Brasil terá recessão branda e longa, diz presidente do Citi

Para que o Brasil volte a crescer acima dos 2%, 3%, de acordo com o executivo, é necessário que o País passe por outras transformações e reformas

São Paulo – O Brasil terá uma recessão mais branda e longa do que outras já vistas no passado, na opinião do presidente do Citi no Brasil, Hélio Magalhães.

“O País terá talvez quatro trimestres negativos para que depois apresente crescimento ainda modesto. Passamos por uma fase de correção do rumo das políticas econômicas. É importante e necessário que seja feito, mas como consequência teremos crescimento baixo e ainda vamos conviver com uma inflação alta”, destacou ele, em palestra no CIAB 2015, promovido pela Federação Brasileira de Bancos (Febraban).

No entanto, para que o Brasil volte a crescer acima dos 2%, 3%, de acordo com o executivo, é necessário que o País passe por outras transformações e reformas.

Apesar disso, ele se diz otimista em relação ao ajuste fiscal promovido pelo governo e também com o que vem pela frente.

O presidente do Citi no Brasil acredita que a inflação no País deve atingir o pico entre os meses de junho e julho, mas já gerar uma tendência de baixa no terceiro trimestre.

Com isso, há chance, na visão do executivo, de o Banco Central indicar redução da taxa selic ainda neste ano.

“Seria muito bom (que o BC sinalizasse a redução da selic). Daria impacto positivo na confiança. Hoje, vivemos uma fase em que essa variável está muito baixa. Uma vez que a confiança, que tem sido impactada pela inflação, retornar, a atividade de negócios, investimentos, projetos, deve sair da gaveta”, analisou Magalhães. “Há muitas oportunidades no Brasil”, acrescentou ele.

Sobre a economia global, o executivo lembrou que há uma tendência de crescimento gradual após a saída da crise de 2008 ter sido uma das mais lentas possíveis.

Atualmente, de acordo com ele, alguns mercados ainda têm dificuldade de apresentar crescimento. O Citi, segundo o executivo, prevê expansão de 2,7% no crescimento global em 2015.

“A queda do preço do petróleo é um fato novo neste ano e ajuda o crescimento mundial. Isso ativa a economia”, observou Magalhães.
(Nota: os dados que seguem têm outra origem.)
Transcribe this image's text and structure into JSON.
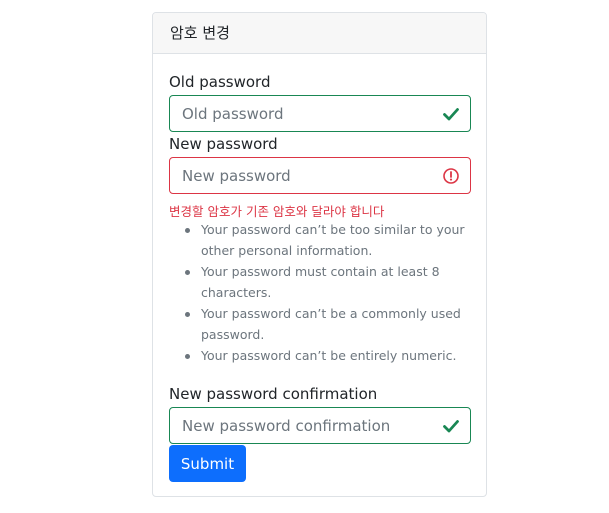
{
  "card": {
    "header_title": "암호 변경"
  },
  "form": {
    "old_password": {
      "label": "Old password",
      "placeholder": "Old password",
      "state": "valid"
    },
    "new_password": {
      "label": "New password",
      "placeholder": "New password",
      "state": "invalid",
      "error": "변경할 암호가 기존 암호와 달라야 합니다",
      "help_items": [
        "Your password can’t be too similar to your other personal information.",
        "Your password must contain at least 8 characters.",
        "Your password can’t be a commonly used password.",
        "Your password can’t be entirely numeric."
      ]
    },
    "new_password_confirmation": {
      "label": "New password confirmation",
      "placeholder": "New password confirmation",
      "state": "valid"
    },
    "submit_label": "Submit"
  },
  "colors": {
    "valid": "#198754",
    "invalid": "#dc3545",
    "primary": "#0d6efd",
    "muted": "#6c757d"
  }
}
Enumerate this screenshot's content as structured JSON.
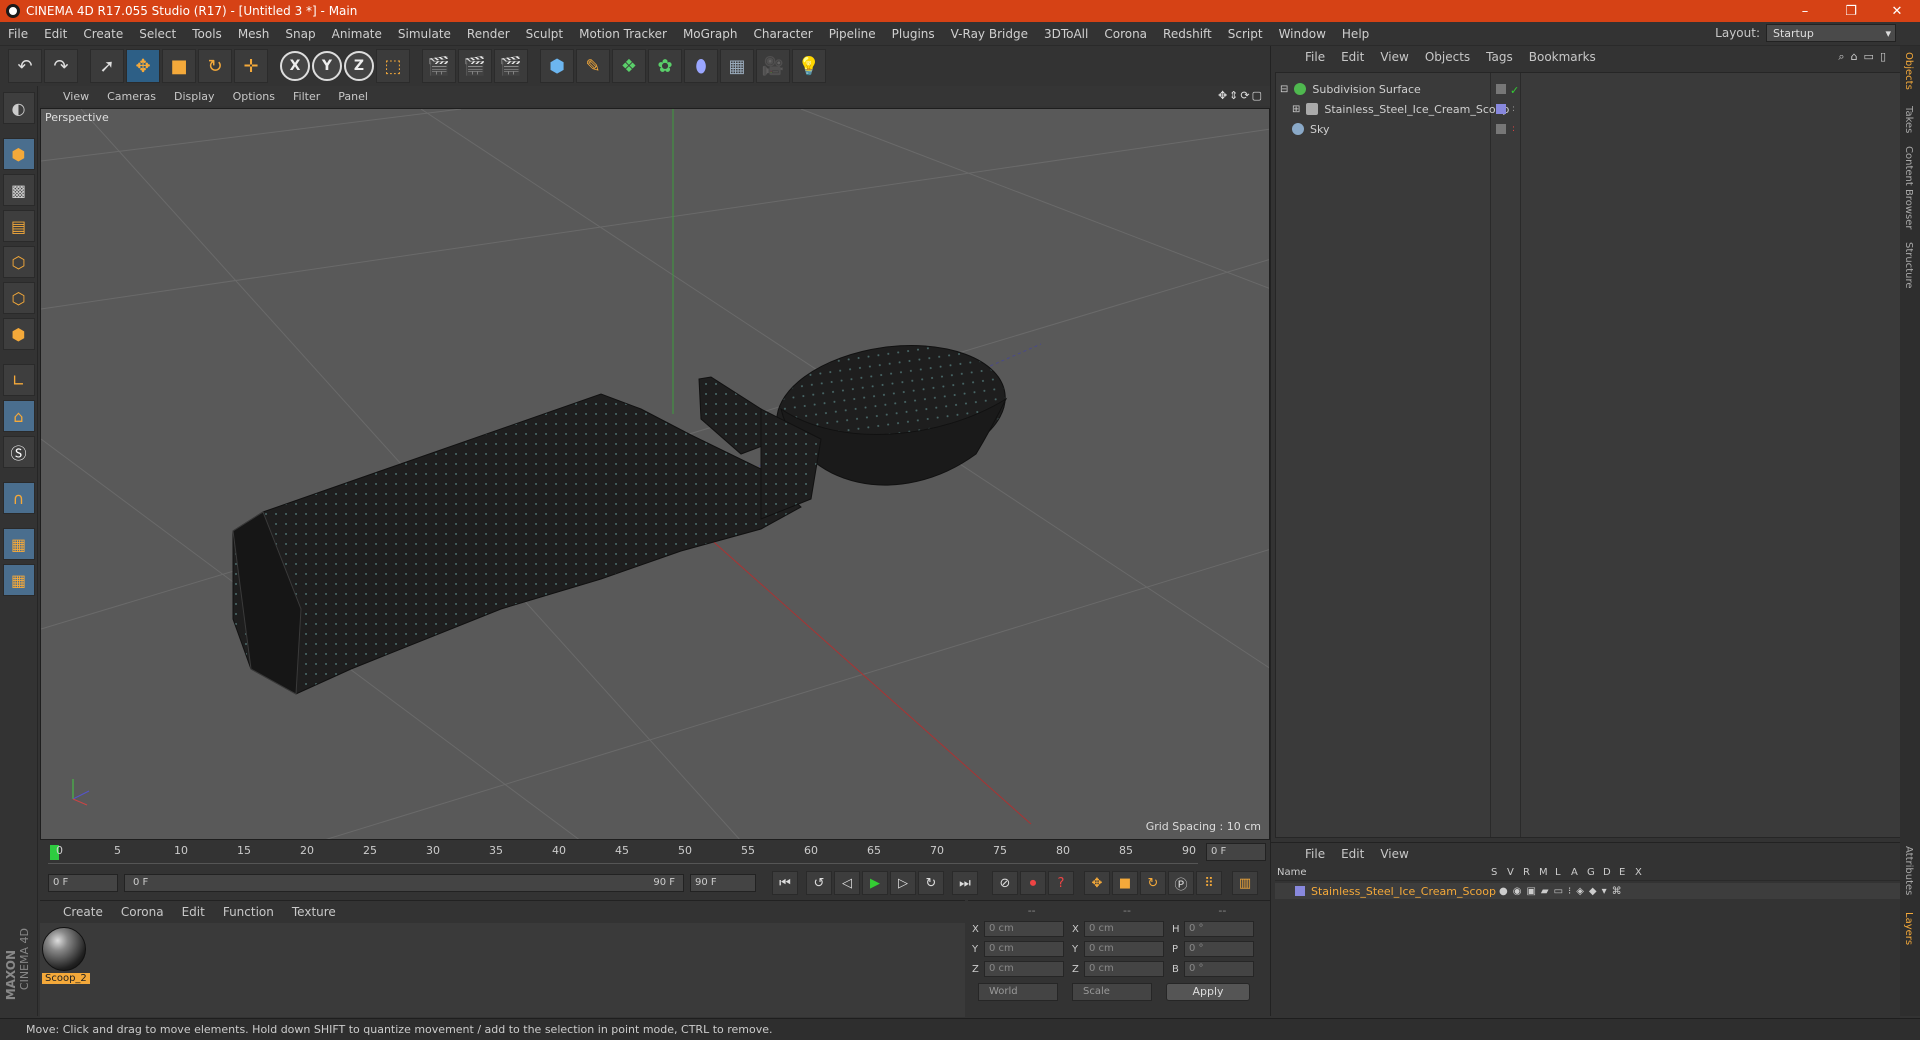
{
  "window": {
    "title": "CINEMA 4D R17.055 Studio (R17) - [Untitled 3 *] - Main",
    "controls": [
      "–",
      "❐",
      "✕"
    ]
  },
  "menu": {
    "items": [
      "File",
      "Edit",
      "Create",
      "Select",
      "Tools",
      "Mesh",
      "Snap",
      "Animate",
      "Simulate",
      "Render",
      "Sculpt",
      "Motion Tracker",
      "MoGraph",
      "Character",
      "Pipeline",
      "Plugins",
      "V-Ray Bridge",
      "3DToAll",
      "Corona",
      "Redshift",
      "Script",
      "Window",
      "Help"
    ],
    "layout_label": "Layout:",
    "layout_value": "Startup"
  },
  "toolbar": {
    "axis_x": "X",
    "axis_y": "Y",
    "axis_z": "Z"
  },
  "viewport": {
    "menu": [
      "View",
      "Cameras",
      "Display",
      "Options",
      "Filter",
      "Panel"
    ],
    "label": "Perspective",
    "grid_spacing": "Grid Spacing : 10 cm"
  },
  "timeline": {
    "ticks": [
      "0",
      "5",
      "10",
      "15",
      "20",
      "25",
      "30",
      "35",
      "40",
      "45",
      "50",
      "55",
      "60",
      "65",
      "70",
      "75",
      "80",
      "85",
      "90"
    ],
    "current_frame": "0 F"
  },
  "transport": {
    "start": "0 F",
    "range_start": "0 F",
    "range_end": "90 F",
    "end": "90 F"
  },
  "material_manager": {
    "menu": [
      "Create",
      "Corona",
      "Edit",
      "Function",
      "Texture"
    ],
    "material_name": "Scoop_2"
  },
  "coordinates": {
    "headers": [
      "--",
      "--",
      "--"
    ],
    "rows": [
      {
        "a": "X",
        "v1": "0 cm",
        "b": "X",
        "v2": "0 cm",
        "c": "H",
        "v3": "0 °"
      },
      {
        "a": "Y",
        "v1": "0 cm",
        "b": "Y",
        "v2": "0 cm",
        "c": "P",
        "v3": "0 °"
      },
      {
        "a": "Z",
        "v1": "0 cm",
        "b": "Z",
        "v2": "0 cm",
        "c": "B",
        "v3": "0 °"
      }
    ],
    "world": "World",
    "scale": "Scale",
    "apply": "Apply"
  },
  "object_manager": {
    "menu": [
      "File",
      "Edit",
      "View",
      "Objects",
      "Tags",
      "Bookmarks"
    ],
    "objects": [
      {
        "name": "Subdivision Surface",
        "icon_color": "#4fb84f"
      },
      {
        "name": "Stainless_Steel_Ice_Cream_Scoop",
        "icon_color": "#aaaaaa"
      },
      {
        "name": "Sky",
        "icon_color": "#8aa9c8"
      }
    ]
  },
  "layer_manager": {
    "menu": [
      "File",
      "Edit",
      "View"
    ],
    "columns": [
      "Name",
      "S",
      "V",
      "R",
      "M",
      "L",
      "A",
      "G",
      "D",
      "E",
      "X"
    ],
    "layer_name": "Stainless_Steel_Ice_Cream_Scoop",
    "layer_color": "#8888dd"
  },
  "side_tabs": [
    "Objects",
    "Takes",
    "Content Browser",
    "Structure",
    "Attributes",
    "Layers"
  ],
  "status": "Move: Click and drag to move elements. Hold down SHIFT to quantize movement / add to the selection in point mode, CTRL to remove.",
  "logo": {
    "line1": "MAXON",
    "line2": "CINEMA 4D"
  },
  "colors": {
    "titlebar": "#d64215",
    "accent": "#f4a93a",
    "selection": "#2d5f86"
  }
}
Esse crescimento moderado, conforme o presidente do Citi, indica que as taxas de juros permanecerão baixas por mais algum tempo.

No caso dos Estados Unidos, um motor “muito importante” na economia mundial, vem apresentando recuperação consistente, em sua visão.

“O BC americano já fala em elevação de juro desde o ano passado. No Citi, esperamos que a taxa de juros nos EUA ocorra esse ano, mais para o final de 2015, sendo o primeiro país a subir juros desde a crise de 2008”, concluiu Magalhães.